You see, bonding with a "device" makes you, in some sense, King Arthur. Or Sir Lancelot, or whatever legendary person your device represents. (There isn't actually a representative of Arthur himself, as it happens.) This isn't possession, mind you. You're not joining souls with the ghost of some bloke from the Dark Ages, but instead (and this is the subtler, more interesting bit) with the psychic resonance their stories have left in our collective psyches over the centuries. This has all kinds of effects on your body and personality, but technically they're all psychosomatic. You become stronger because you think you are. You also acquire a tendency to behave like the personality who's been overlaid on your own, complete with a "story-blindness" that tends to stop people from realising when they're turning their lives into a mirror of the original stories.

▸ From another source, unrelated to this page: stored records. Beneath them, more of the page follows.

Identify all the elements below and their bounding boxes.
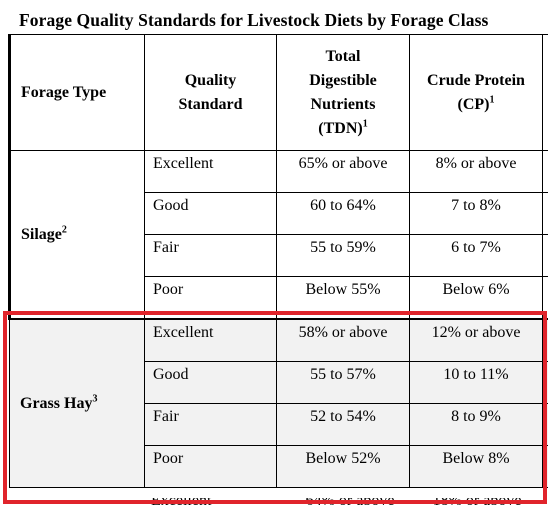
tdn-cell: 55 to 57% bbox=[276, 361, 410, 404]
header-quality-standard: Quality Standard bbox=[144, 34, 277, 151]
table-row: Poor Below 52% Below 8% bbox=[10, 445, 548, 488]
partially-visible-next-row: Excellent 64% or above 18% or above bbox=[147, 498, 547, 509]
table-row: Fair 52 to 54% 8 to 9% bbox=[10, 403, 548, 446]
table-row: Good 60 to 64% 7 to 8% bbox=[10, 192, 548, 235]
tdn-cell: 65% or above bbox=[276, 150, 410, 193]
table-row: Grass Hay3 Excellent 58% or above 12% or… bbox=[9, 318, 548, 488]
header-tdn: Total Digestible Nutrients (TDN)1 bbox=[276, 34, 410, 151]
cp-cell: 8 to 9% bbox=[409, 403, 543, 446]
cutoff-cell bbox=[542, 445, 548, 488]
cutoff-cell bbox=[542, 361, 548, 404]
table-title: Forage Quality Standards for Livestock D… bbox=[19, 10, 489, 30]
cp-cell: 6 to 7% bbox=[409, 234, 543, 277]
quality-standard-cell: Poor bbox=[144, 445, 277, 488]
cp-cell: 7 to 8% bbox=[409, 192, 543, 235]
quality-standard-cell: Good bbox=[144, 192, 277, 235]
quality-standard-cell: Fair bbox=[144, 403, 277, 446]
cutoff-cell bbox=[542, 234, 548, 277]
quality-standard-cell: Excellent bbox=[151, 498, 212, 509]
cp-cell: 18% or above bbox=[432, 498, 522, 509]
header-forage-type: Forage Type bbox=[8, 34, 145, 151]
cp-cell: Below 6% bbox=[409, 276, 543, 320]
tdn-cell: 64% or above bbox=[305, 498, 395, 509]
tdn-cell: 55 to 59% bbox=[276, 234, 410, 277]
silage-group: Silage2 Excellent 65% or above 8% or abo… bbox=[8, 150, 548, 320]
table-row: Good 55 to 57% 10 to 11% bbox=[10, 361, 548, 404]
cutoff-cell bbox=[542, 318, 548, 362]
cutoff-cell bbox=[542, 403, 548, 446]
cutoff-cell bbox=[542, 150, 548, 193]
quality-standard-cell: Poor bbox=[144, 276, 277, 320]
header-crude-protein: Crude Protein (CP)1 bbox=[409, 34, 543, 151]
tdn-cell: 52 to 54% bbox=[276, 403, 410, 446]
cp-cell: 12% or above bbox=[409, 318, 543, 362]
tdn-cell: 58% or above bbox=[276, 318, 410, 362]
cp-cell: 10 to 11% bbox=[409, 361, 543, 404]
cp-cell: Below 8% bbox=[409, 445, 543, 488]
table-row: Fair 55 to 59% 6 to 7% bbox=[10, 234, 548, 277]
forage-type-silage: Silage2 bbox=[8, 150, 145, 320]
forage-type-grass-hay: Grass Hay3 bbox=[9, 318, 145, 488]
tdn-cell: 60 to 64% bbox=[276, 192, 410, 235]
tdn-cell: Below 52% bbox=[276, 445, 410, 488]
quality-standard-cell: Excellent bbox=[144, 150, 277, 193]
header-cutoff-column bbox=[542, 34, 548, 151]
quality-standard-cell: Excellent bbox=[144, 318, 277, 362]
grass-hay-group: Grass Hay3 Excellent 58% or above 12% or… bbox=[9, 318, 548, 488]
cutoff-cell bbox=[542, 276, 548, 320]
table-row: Silage2 Excellent 65% or above 8% or abo… bbox=[8, 150, 548, 320]
forage-quality-table: Forage Type Quality Standard Total Diges… bbox=[8, 34, 548, 488]
quality-standard-cell: Fair bbox=[144, 234, 277, 277]
quality-standard-cell: Good bbox=[144, 361, 277, 404]
tdn-cell: Below 55% bbox=[276, 276, 410, 320]
cp-cell: 8% or above bbox=[409, 150, 543, 193]
cutoff-cell bbox=[542, 192, 548, 235]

If you bonded with the device of Achilles, for instance, you'd become enormously strong and brave, but you'd probably end up getting yourself killed through some heel-related mishap, no matter how often all your friends tried to warn you about it. You're still yourself. You still know everything you used to. It's just that your brain is now also inhabited by a second set of personality traits (and probably quite forceful ones), which is liable to affect you in all kinds of ways.
This is a cool idea. I'll admit that what I've read of Phil's work has often struck me as more about worldbuilding than storytelling, if that's not a facile thing to say about someone who's written an entire book in homage to Olaf Stapledon. The Pendragon Protocol feels like that for the first hundred pages or so. It's a bit static. There's action, but (a) it's merely the dispassionate work of a knight doing his job and (b) in any case Phil keeps cutting away to a parallel narrative from another time in our hero's life and putting another speed bump in the path of the narrative momentum. Briefly, it even felt like Torchwood. Jory's organisation has a similar relationship with the authorities, a similar nostalgia for bygone eras of British history, similar missions in the field and a similarly approach to sorting them out.
However this is a decently chunky book and, what's more, the first of a trilogy. There's plenty of room for the plot to take a run-up, so to speak. It gets more and more interesting as we learn more specifics about how this fictional universe works. Jory's life gets more complicated and his obstacles get ever more serious, until by the end the book's properly cooking. You don't know where all this is going, but it's going to be fun finding out. The devices are letting Phil do the ancient British equivalent of King Kong vs. Godzilla, although of course there's far more to it than that.
I particularly enjoyed the critical evaluation of the source material. It's not just "look, King Arthur with a sword!". Phil's analysing the original legends and saying genuinely interesting things about them. I really enjoyed this. It's a level of self-awareness that you normally don't get, but the idea he's come up with lets Phil be academic and analytical without undermining the drama of his own story. In fact, it enhances it. If you were bonded to a device, you'd be thinking in this kind of depth about the nature of the original stories too. It's entertaining and even funny. I love Jory's knightly honour, for instance, and how inconvenient it can be in critical situations. (If you've made an enemy of the knights, for instance, they will behave in accordance with rigid honour until certain triggers kick in, e.g. you step outside certain limits yourself. When that happens, you've just given them permission to go nuclear. Duck.)
In short, a good'un. Recommended. It's slow in the early chapters, when Jory's basically a bloke doing his job, but that's partly just setting up his world and the launchpad from which the rest of the book will take flight. As it does on, the book builds momentum. The more we learn about the devices, the more we're interested. It's intelligent, painstakingly thought through and on the evidence so far, with easily enough potential for a trilogy. Admirable.